Воцарилось господство меньшинства над большинством (то, против чего, собственно, и была направлена революция) — причем и моральное обоснование этого было гораздо слабее, и социальная несправедливость несравненно выше. Если раньше богатые, образованные и умелые господствовали над беднотой и голытьбой, то сейчас господами стали неумехи и лентяи (в деревнях) и малограмотные трудяги (в городах). Для упрочения своей власти — верней, для элементарного ее сохранения — государство спешно выдвигало вперед свою единственную опору — бедняков и рабочих. Из них создавалась новая интеллигенция. Им, практически единственным, были открыты все дороги.
Но, укрепляясь как система диктатуры узкой народной прослойки, государство подрубало себя под корень, ибо закрывало дорогу самым ярким талантам из нежелательных слоев. Даже не лишенцы, не враги — простые государственные служащие и их дети попадали в разряд второстепенных, подозрительных. Они пахли не тем классом.
Интеллектуальная деградация и снижение общей культуры стали неизбежностью. Развиваясь как социалистическое общество, страна осуждала себя на прогрессирующую скудость и нищенство. Та самая материалистическая диалектика, которой так хвалились идеологи нового государства и которая импонировала им единством противоположностей, поворачивалась к ним своей второй, убийственной стороной, декретирующей убожество.
Курс физмата, набранный из рабфаковцев, был живым примером того, как избирательно создавалась новая интеллигенция — и самим возникновением своим гасила интеллектуальный потенциал всего народа.

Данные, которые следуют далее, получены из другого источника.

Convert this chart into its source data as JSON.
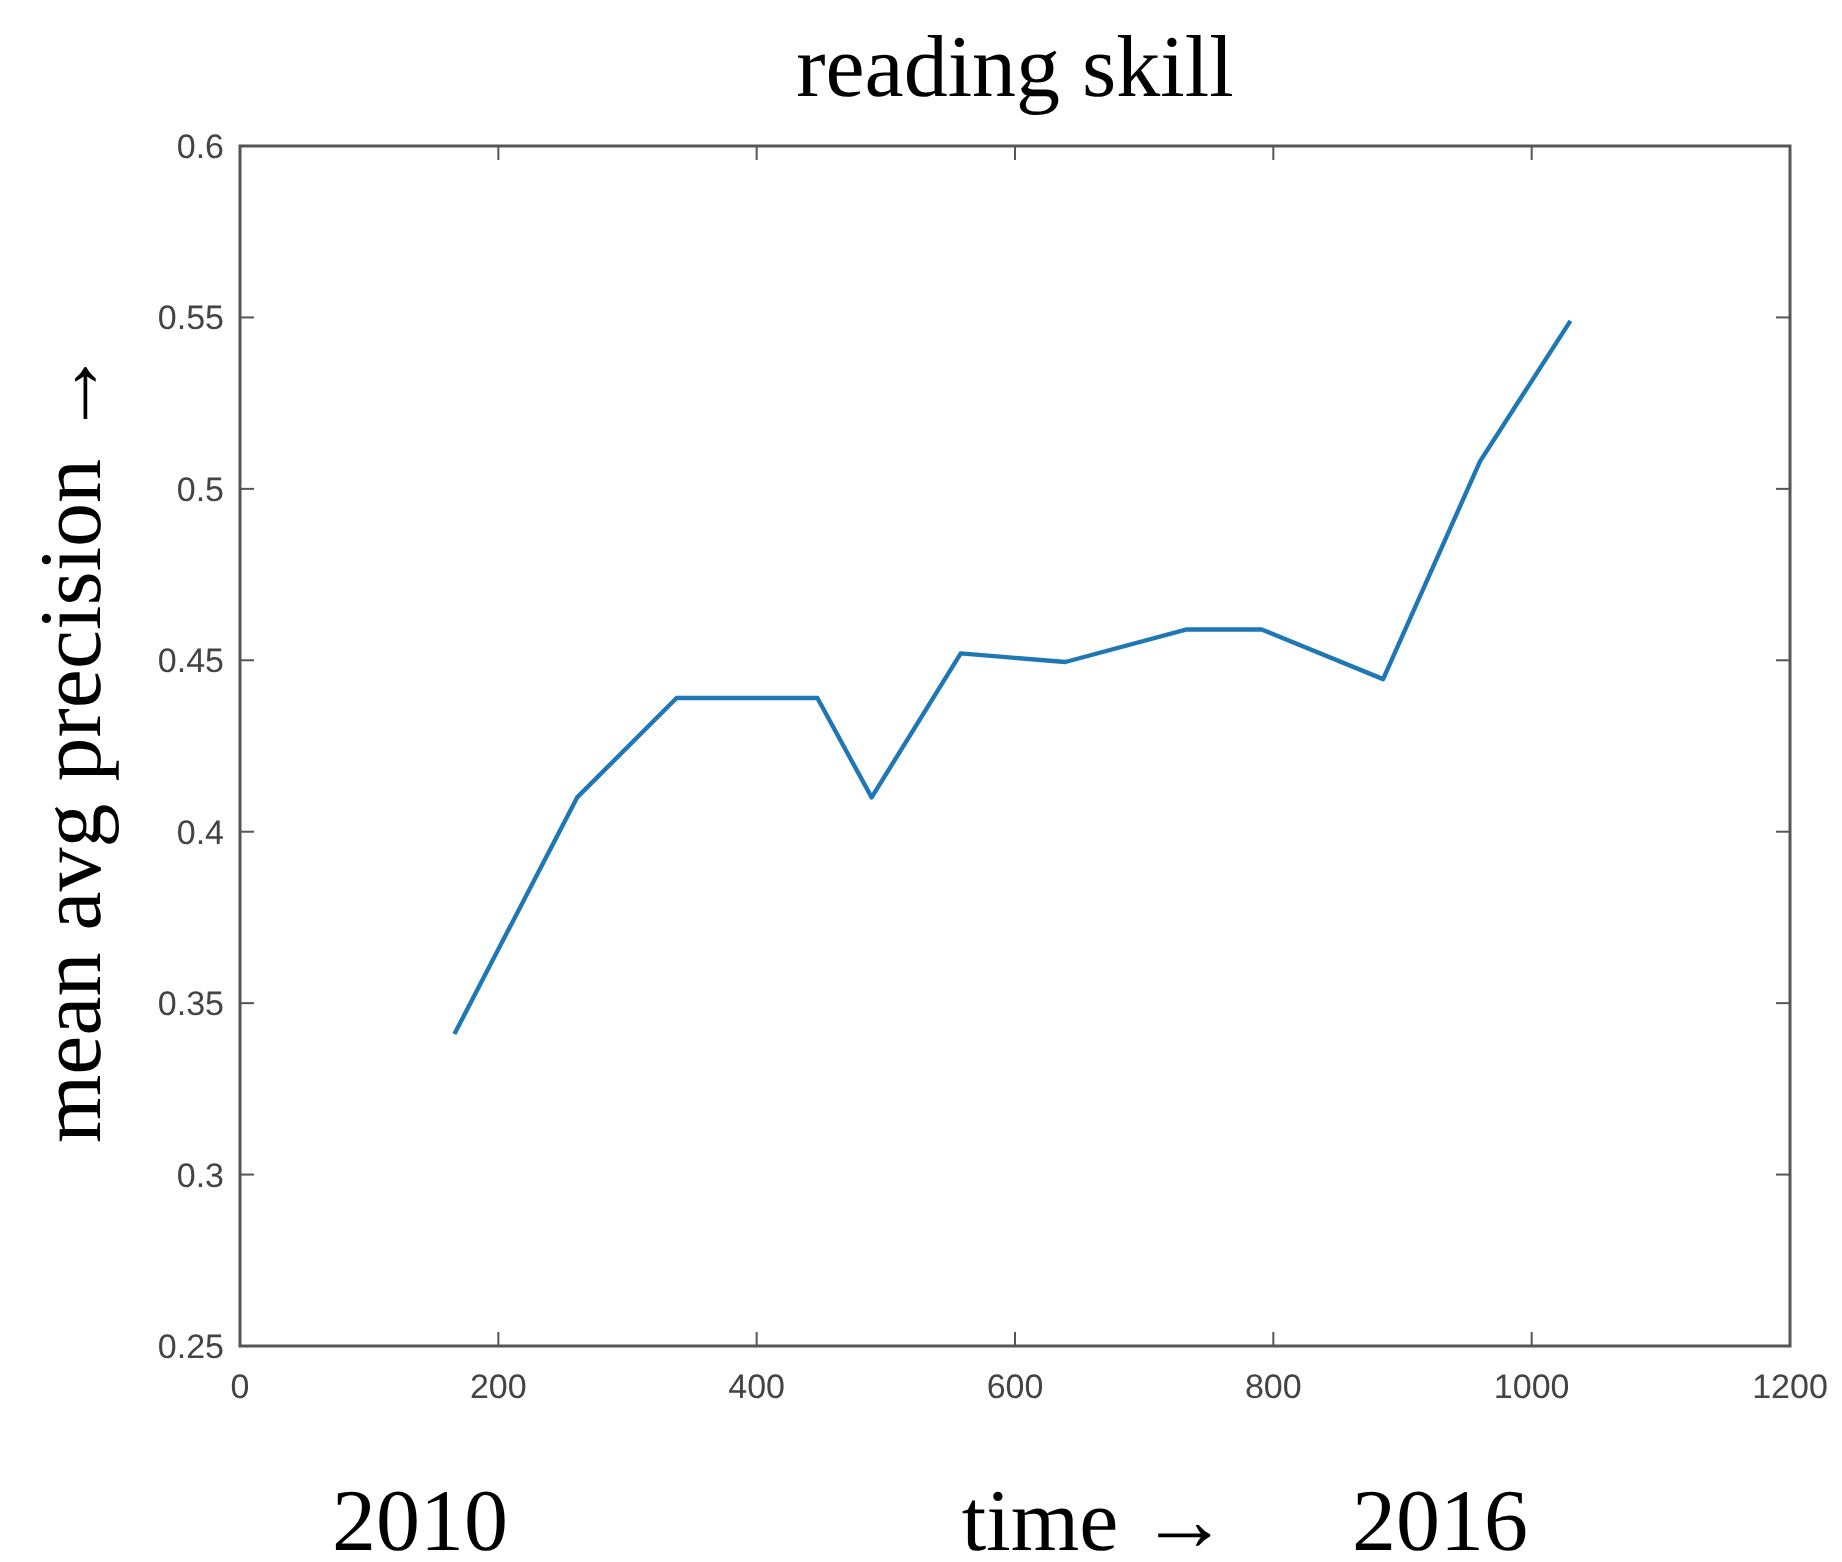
{
  "chart_data": {
    "type": "line",
    "title": "reading skill",
    "xlabel": "time →",
    "ylabel": "mean avg precision →",
    "x": [
      166,
      261,
      338,
      447,
      489,
      558,
      639,
      733,
      791,
      885,
      960,
      1030
    ],
    "series": [
      {
        "color": "#1f77b4",
        "values": [
          0.341,
          0.41,
          0.439,
          0.439,
          0.41,
          0.452,
          0.4495,
          0.459,
          0.459,
          0.4445,
          0.508,
          0.549
        ]
      }
    ],
    "xlim": [
      0,
      1200
    ],
    "xticks": [
      0,
      200,
      400,
      600,
      800,
      1000,
      1200
    ],
    "ylim": [
      0.25,
      0.6
    ],
    "yticks": [
      0.25,
      0.3,
      0.35,
      0.4,
      0.45,
      0.5,
      0.55,
      0.6
    ],
    "annotations": [
      "2010",
      "2016"
    ],
    "grid": false,
    "marker": "none",
    "line_style": "solid"
  }
}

Я помню, как исключали из университета моих однокурсников, когда в их биографиях обнаруживалось что-то порочащее анкетную чистоту (среди них были и мои приятели Карпов и Дьяков). Я знаю, как не пускали в университет талантливых, но социально чуждых людей — чтобы прошли свои, анкетно-близкие, пролезшие через рабфак.
Об одном случае отторжения классово-второстепенного претендента я должен рассказать — трагедия совершилась на моих глазах. Не помню только, произошло это в год моего поступления или позже.
Я познакомился с этим парнем в Инархозе (там шли экзамены). Высокий, жилистый, словоохотливый, он блестяще сдавал все предметы, но очень боялся приемной комиссии. Я, помню, даже удивился.
— Понимаешь, у меня социальный изъян, — сказал он. — Сразу после революции мой отец открыл мелочную лавочку.